JAKARTA: Go-Jek, Indonesia’s first billion-dollar startup, is “extremely close” to achieving profitability in all its segments, except transportation, its founder and CEO Nadiem Makarim told Reuters.

Launched in 2011 in Jakarta, Go-Jek — a play on the local word for motorbike taxis — has evolved from a ride-hailing service to a one-stop app allowing clients in Southeast Asia’s largest economy to make online payments and order everything from food, groceries to massages.

“We’re seeing enormous online to offline traction for all of our businesses and are close to being profitable, outside of transportation,” said the 34-year old CEO.
The startup is expected to be fully profitable “probably” within the next few years, Makarim added.

Already a market leader in Indonesia, where it processes more than 100 million transactions for its 20-25 million monthly users, Go-Jek is now looking to expand in Southeast Asia.

Ride hailing services in Southeast Asia are expected to surge to $20.1 billion in gross merchandise value by 2025 from $5.1 billion in 2017, according to a Google-Temasek report.

Go-Jek said in May it would invest $500 million to enter Vietnam, Singapore, Thailand and the Philippines, after Uber struck a deal to sell its Southeast Asian operations to Grab — the bigger player in the region.

Go-Jek is seeing strong funding interest from its backers as it targets an aggressive expansion, Makarim said.

“Since its Aug. 1 launch, the app has already grabbed 15 percent of market share in Ho Chi Minh,” Makarim said. The firm this week opened recruitment for motorcycle drivers in Thailand.

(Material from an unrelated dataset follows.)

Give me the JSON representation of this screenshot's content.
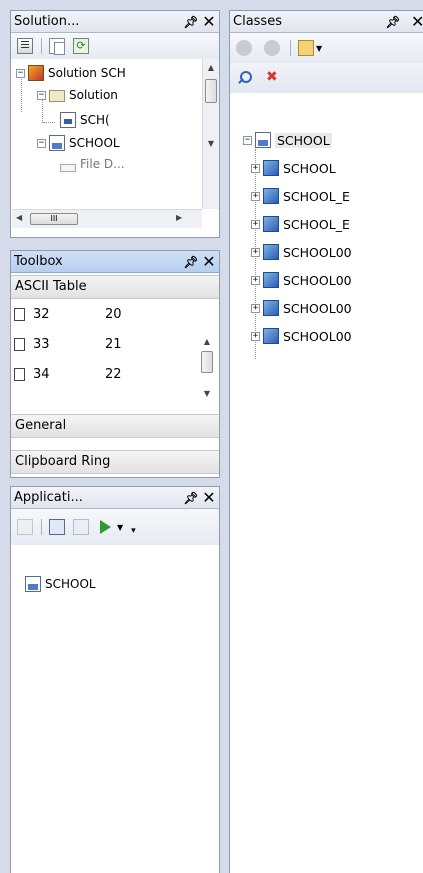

The startup expects anti-monopoly concerns swirling around the Grab-Uber deal, which Singapore said had substantially hurt competition, to help clear a path for its expansion.

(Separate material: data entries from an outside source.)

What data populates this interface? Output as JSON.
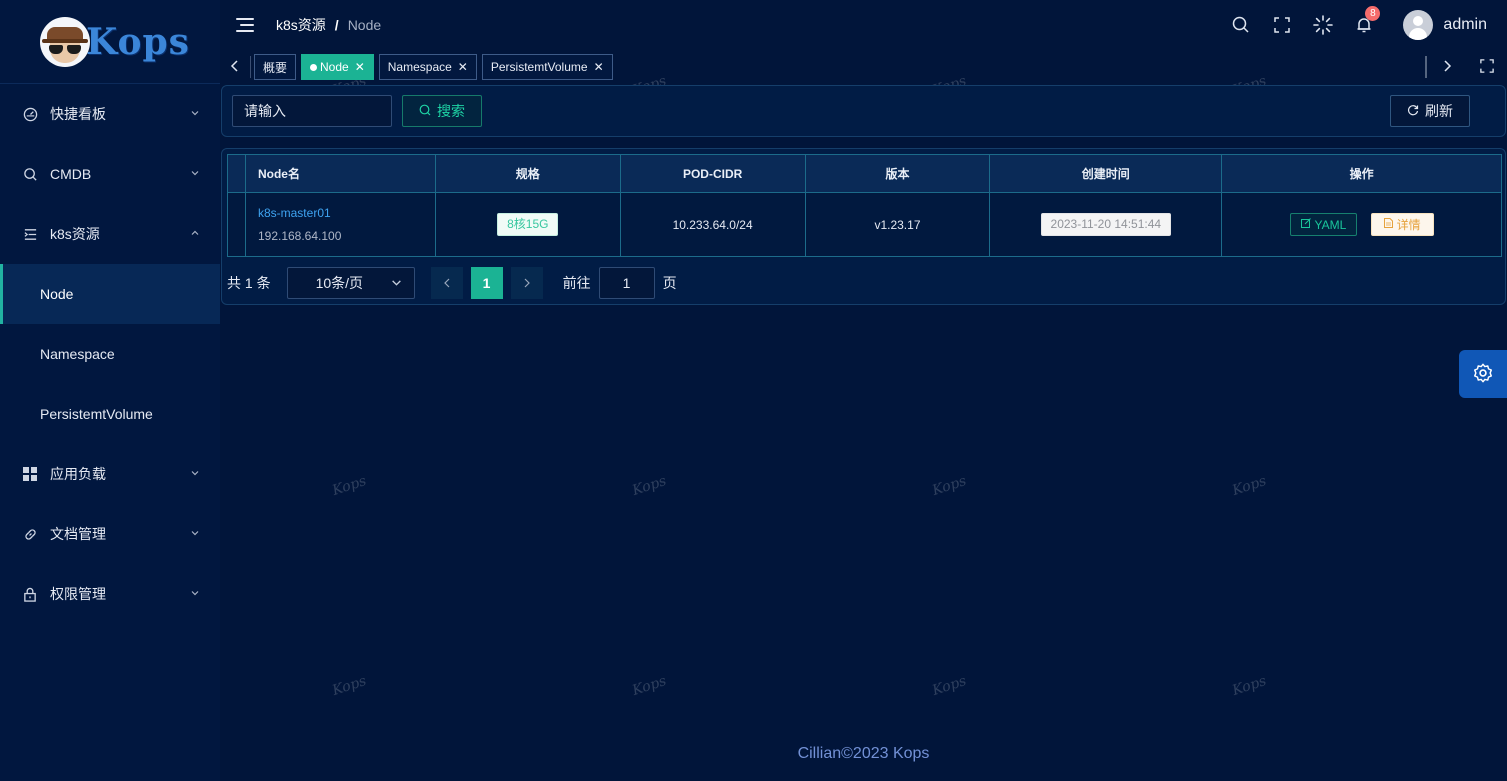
{
  "brand": {
    "logo_text": "Kops"
  },
  "sidebar": {
    "items": [
      {
        "label": "快捷看板",
        "icon": "dashboard-icon",
        "chevron": "down"
      },
      {
        "label": "CMDB",
        "icon": "search-icon",
        "chevron": "down"
      },
      {
        "label": "k8s资源",
        "icon": "list-icon",
        "chevron": "up"
      },
      {
        "label": "应用负载",
        "icon": "grid-icon",
        "chevron": "down"
      },
      {
        "label": "文档管理",
        "icon": "link-icon",
        "chevron": "down"
      },
      {
        "label": "权限管理",
        "icon": "lock-icon",
        "chevron": "down"
      }
    ],
    "subitems": [
      {
        "label": "Node",
        "active": true
      },
      {
        "label": "Namespace",
        "active": false
      },
      {
        "label": "PersistemtVolume",
        "active": false
      }
    ]
  },
  "header": {
    "breadcrumb": [
      "k8s资源",
      "Node"
    ],
    "breadcrumb_sep": "/",
    "notification_count": "8",
    "username": "admin"
  },
  "tags": [
    {
      "label": "概要",
      "active": false,
      "closable": false
    },
    {
      "label": "Node",
      "active": true,
      "closable": true
    },
    {
      "label": "Namespace",
      "active": false,
      "closable": true
    },
    {
      "label": "PersistemtVolume",
      "active": false,
      "closable": true
    }
  ],
  "search": {
    "placeholder": "请输入",
    "search_label": "搜索",
    "refresh_label": "刷新"
  },
  "table": {
    "columns": [
      "Node名",
      "规格",
      "POD-CIDR",
      "版本",
      "创建时间",
      "操作"
    ],
    "rows": [
      {
        "name": "k8s-master01",
        "ip": "192.168.64.100",
        "spec": "8核15G",
        "pod_cidr": "10.233.64.0/24",
        "version": "v1.23.17",
        "created": "2023-11-20 14:51:44",
        "action_yaml": "YAML",
        "action_detail": "详情"
      }
    ]
  },
  "pagination": {
    "total": "共 1 条",
    "page_size": "10条/页",
    "current_page": "1",
    "goto_prefix": "前往",
    "goto_value": "1",
    "goto_suffix": "页"
  },
  "footer": {
    "text": "Cillian©2023 Kops"
  },
  "watermark": {
    "text": "Kops"
  },
  "colors": {
    "accent": "#1bb394",
    "background": "#01153a",
    "link": "#3ea3f1",
    "badge": "#f56c6c"
  }
}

“We’re bringing back choice. The Singapore government is particularly eager to bring back competition,” Makarim said, adding that the order of overseas rollouts had not been set.

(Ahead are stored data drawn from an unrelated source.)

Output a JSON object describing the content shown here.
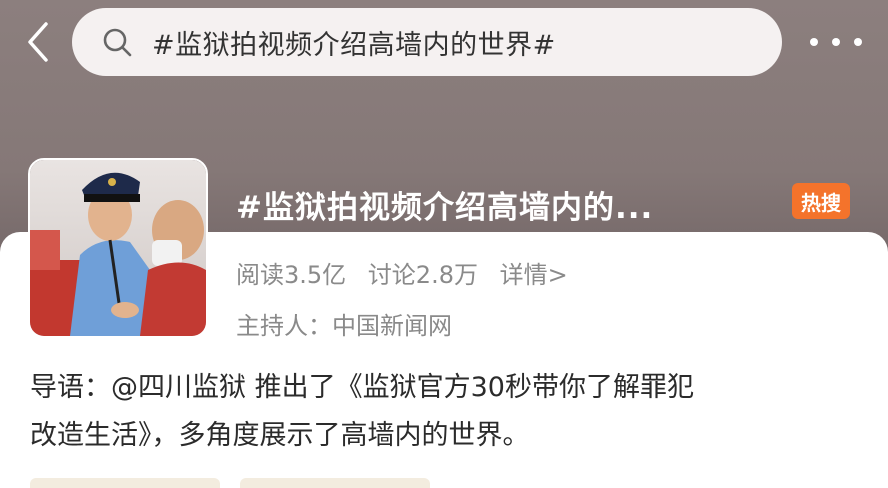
{
  "search": {
    "query": "#监狱拍视频介绍高墙内的世界#"
  },
  "topic": {
    "title": "#监狱拍视频介绍高墙内的...",
    "badge": "热搜",
    "reads": "阅读3.5亿",
    "discussions": "讨论2.8万",
    "details_link": "详情>",
    "host": "主持人：中国新闻网"
  },
  "intro": {
    "line1": "导语：@四川监狱 推出了《监狱官方30秒带你了解罪犯",
    "line2": "改造生活》，多角度展示了高墙内的世界。"
  },
  "colors": {
    "badge": "#f4732b",
    "card": "#ffffff",
    "muted_text": "#8a8a8a"
  },
  "icons": {
    "back": "back-arrow-icon",
    "search": "search-icon",
    "more": "more-dots-icon",
    "thumbnail": "topic-thumbnail-image"
  }
}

Go-Jek’s offshore push comes at a time when Singapore-based Grab is stepping up funding to expand in Indonesia and transform itself into a consumer technology company, starting with a partnership with online grocer HappyFresh.

“Mimicking Go-Jek’s strategy is the highest form of flattery,” laughed Makarim.

Grab told Reuters in a statement, “The super app strategy has been around for a while now and no Southeast Asian player can claim to have pioneered it.” The company also said Grab has not lost market share in Ho Chi Minh since August, but declined to provide market share data.

Makarim believes Go-Jek’s understanding of food merchants will give it an edge over Grab, which counts investors such as Chinese ride-hailing firm Didi Chuxing and Japan’s SoftBank Group Corp. among its backers.

Makarim, who sees food delivery as Go-Jek’s core business, said he was not concerned about funding, without giving details.

Go-Jek was reported in June as being in talks to raise $1.5 billion in a new funding round and was valued at about $5 billion in a prior fundraising, sources have told Reuters. The firm had said in March it was considering a domestic IPO.

Makarim noted Go-Jek’s backers were sharing both capital and expertise. The company is collaborating with Alphabet Inc’s Google on platform mobility, Tencent on payments strategy, JD.com on logistics operations, and Meituan Dianping on merchant transactions and deliveries.

Go-Jek has set up a venture capital arm, Go-Ventures, to invest in startups in Southeast Asia “with strategic importance to our business,” the CEO said.